Le monde est là, autour, et je le vois se tordre, peau de chagrin, se réduire soudain à l’inhumanité érigée en système et à un fatalisme d’un tout venant subi devant l’inéluctable. Ce monde a mal de nous et des enfants qui meurent. De la terre appauvrie, des rivières asséchées, De l’air que l’on réduit en formules chimiques. Des insultes prônées en guise de discours. De la pauvreté d’âme de toutes certitudes. Du sang séché partout, ou qui s’écoule encore, au nom de fanatismes que nous avons semés.
Et je vois tout cela, lorsque parfois mon monde s’arrête à ma fenêtre, que je n’ai plus de beau à mettre sur mes mots et que le doute en moi fait plus que nécessaire, me laissant grise mine et goût de barguigner. C’est alors que je sais combien j’ai de la chance de prolonger la mer dans mes chaloupes mots, de pouvoir me rêver quelques matins magiques, de ponctuer parfois de superbes révoltes, d’envolées fraternelles et d’émotions intenses le temps qu’il reste à vivre.
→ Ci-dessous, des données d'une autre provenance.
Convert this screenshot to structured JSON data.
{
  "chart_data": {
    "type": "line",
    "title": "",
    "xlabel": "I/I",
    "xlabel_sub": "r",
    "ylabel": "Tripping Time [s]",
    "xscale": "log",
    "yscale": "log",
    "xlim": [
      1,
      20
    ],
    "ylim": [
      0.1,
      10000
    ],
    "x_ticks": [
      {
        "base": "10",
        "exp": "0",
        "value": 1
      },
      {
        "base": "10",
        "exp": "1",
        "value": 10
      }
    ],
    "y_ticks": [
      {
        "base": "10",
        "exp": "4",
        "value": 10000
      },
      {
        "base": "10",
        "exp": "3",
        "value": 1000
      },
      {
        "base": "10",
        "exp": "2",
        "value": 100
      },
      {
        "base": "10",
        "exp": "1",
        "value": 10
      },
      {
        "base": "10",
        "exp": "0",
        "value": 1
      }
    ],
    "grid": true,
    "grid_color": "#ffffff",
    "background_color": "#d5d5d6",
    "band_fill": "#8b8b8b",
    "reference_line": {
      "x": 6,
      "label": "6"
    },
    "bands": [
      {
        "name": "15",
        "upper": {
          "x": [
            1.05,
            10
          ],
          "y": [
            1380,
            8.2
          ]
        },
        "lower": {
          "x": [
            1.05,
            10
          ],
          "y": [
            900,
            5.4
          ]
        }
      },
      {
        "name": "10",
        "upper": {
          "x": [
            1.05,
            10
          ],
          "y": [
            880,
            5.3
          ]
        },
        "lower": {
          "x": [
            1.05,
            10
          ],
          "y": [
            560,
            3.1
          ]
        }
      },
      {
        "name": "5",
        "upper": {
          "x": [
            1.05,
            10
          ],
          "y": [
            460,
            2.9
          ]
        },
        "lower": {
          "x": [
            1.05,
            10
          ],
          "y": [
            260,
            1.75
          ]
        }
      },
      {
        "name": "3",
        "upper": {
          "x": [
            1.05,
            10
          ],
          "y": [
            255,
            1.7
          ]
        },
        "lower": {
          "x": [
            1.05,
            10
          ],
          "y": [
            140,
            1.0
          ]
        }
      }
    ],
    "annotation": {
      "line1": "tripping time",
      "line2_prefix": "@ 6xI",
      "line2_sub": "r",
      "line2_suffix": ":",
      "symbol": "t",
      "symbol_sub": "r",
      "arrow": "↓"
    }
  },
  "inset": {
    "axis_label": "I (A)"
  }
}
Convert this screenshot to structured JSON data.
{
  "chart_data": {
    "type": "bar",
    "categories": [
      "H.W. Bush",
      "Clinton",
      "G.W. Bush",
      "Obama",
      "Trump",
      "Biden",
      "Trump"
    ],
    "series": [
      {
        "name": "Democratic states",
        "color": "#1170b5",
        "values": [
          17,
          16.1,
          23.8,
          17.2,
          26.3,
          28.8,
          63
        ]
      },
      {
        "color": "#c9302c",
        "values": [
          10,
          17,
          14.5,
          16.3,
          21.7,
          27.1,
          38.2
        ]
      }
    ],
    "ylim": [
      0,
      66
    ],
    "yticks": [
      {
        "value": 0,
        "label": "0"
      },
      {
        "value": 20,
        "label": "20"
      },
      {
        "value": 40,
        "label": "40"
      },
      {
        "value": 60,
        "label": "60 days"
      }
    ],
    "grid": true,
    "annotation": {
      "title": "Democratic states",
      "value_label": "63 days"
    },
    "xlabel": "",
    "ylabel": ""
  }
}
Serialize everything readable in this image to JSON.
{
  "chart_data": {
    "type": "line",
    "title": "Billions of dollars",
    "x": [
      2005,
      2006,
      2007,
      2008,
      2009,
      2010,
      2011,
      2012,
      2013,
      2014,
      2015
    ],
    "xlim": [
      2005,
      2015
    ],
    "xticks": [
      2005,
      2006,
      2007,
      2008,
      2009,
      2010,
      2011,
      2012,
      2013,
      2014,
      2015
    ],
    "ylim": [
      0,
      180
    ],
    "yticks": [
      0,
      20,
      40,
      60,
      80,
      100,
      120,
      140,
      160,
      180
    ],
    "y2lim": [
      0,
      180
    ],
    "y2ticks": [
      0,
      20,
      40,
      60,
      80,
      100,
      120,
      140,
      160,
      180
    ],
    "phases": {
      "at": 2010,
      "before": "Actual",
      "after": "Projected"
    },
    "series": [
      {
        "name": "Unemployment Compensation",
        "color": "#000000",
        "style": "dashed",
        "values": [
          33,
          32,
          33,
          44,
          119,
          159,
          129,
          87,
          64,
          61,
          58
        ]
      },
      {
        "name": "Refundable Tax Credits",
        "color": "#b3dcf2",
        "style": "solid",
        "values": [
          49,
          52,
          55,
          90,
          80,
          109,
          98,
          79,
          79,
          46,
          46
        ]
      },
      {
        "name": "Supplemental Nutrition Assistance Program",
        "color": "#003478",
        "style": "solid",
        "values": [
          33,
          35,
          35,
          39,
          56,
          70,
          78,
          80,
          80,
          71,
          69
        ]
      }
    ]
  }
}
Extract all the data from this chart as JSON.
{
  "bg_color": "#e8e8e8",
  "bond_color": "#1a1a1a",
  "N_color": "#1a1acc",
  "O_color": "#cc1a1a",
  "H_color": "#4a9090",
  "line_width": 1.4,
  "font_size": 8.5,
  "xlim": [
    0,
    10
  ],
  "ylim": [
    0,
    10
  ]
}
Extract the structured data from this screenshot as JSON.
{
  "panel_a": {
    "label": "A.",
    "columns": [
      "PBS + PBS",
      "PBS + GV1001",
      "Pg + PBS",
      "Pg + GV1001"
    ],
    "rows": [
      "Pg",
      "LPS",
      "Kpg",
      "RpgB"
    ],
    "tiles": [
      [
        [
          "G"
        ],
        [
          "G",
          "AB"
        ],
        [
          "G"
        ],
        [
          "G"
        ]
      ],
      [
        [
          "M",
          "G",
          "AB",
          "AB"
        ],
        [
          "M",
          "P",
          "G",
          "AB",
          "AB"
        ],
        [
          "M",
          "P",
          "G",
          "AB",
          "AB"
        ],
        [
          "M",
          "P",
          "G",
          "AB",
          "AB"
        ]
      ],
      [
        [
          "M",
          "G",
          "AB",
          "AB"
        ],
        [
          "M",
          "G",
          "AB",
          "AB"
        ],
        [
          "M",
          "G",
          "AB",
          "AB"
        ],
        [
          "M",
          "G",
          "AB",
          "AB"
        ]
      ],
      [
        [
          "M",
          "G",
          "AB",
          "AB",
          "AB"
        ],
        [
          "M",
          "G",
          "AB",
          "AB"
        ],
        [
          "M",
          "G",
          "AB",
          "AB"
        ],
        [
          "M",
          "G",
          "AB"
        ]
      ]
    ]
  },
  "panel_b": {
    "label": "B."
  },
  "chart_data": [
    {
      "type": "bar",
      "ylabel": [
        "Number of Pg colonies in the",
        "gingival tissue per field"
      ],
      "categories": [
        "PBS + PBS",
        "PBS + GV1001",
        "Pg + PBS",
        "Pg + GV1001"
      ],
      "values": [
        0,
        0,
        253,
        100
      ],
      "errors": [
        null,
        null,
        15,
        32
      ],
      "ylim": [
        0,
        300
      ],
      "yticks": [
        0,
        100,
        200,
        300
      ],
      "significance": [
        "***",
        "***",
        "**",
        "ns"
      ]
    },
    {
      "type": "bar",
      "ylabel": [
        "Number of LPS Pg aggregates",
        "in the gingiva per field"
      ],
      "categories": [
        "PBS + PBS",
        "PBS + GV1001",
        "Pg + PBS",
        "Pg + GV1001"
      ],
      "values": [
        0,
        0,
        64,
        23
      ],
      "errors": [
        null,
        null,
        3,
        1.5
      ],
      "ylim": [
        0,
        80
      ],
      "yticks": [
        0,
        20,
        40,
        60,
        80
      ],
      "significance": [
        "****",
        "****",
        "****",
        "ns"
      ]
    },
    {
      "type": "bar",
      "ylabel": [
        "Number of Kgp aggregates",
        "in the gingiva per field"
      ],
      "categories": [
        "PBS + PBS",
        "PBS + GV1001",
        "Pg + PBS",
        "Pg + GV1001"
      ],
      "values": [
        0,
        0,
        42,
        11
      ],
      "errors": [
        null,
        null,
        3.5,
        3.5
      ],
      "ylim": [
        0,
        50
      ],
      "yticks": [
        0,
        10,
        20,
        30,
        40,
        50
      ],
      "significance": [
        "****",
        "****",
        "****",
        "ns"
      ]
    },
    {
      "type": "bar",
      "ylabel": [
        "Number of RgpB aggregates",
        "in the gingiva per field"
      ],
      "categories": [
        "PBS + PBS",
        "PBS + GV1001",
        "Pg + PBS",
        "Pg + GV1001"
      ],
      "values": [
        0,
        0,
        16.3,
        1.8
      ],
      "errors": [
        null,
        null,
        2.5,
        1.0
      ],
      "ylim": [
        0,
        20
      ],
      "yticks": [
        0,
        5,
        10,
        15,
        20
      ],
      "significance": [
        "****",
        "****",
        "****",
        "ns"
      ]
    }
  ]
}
De tenir une main.
J’en sais dès lors tout ce qu’il faut en faire. Blottir en moi et contre l’autre le beau et la tristesse. M’émerveiller encore de cet amour trouvé et toutes ses fenêtres, apprendre à y répondre. Y puiser d’autres forces pour mieux les redonner. Et repartir au monde pour un peu l’arrondir, chuchoter lentement des mots d’ordre de vie, des consignes incertaines de faire pour le mieux, ensemble et en partage. Dans la fraternité chaude des petits colibris.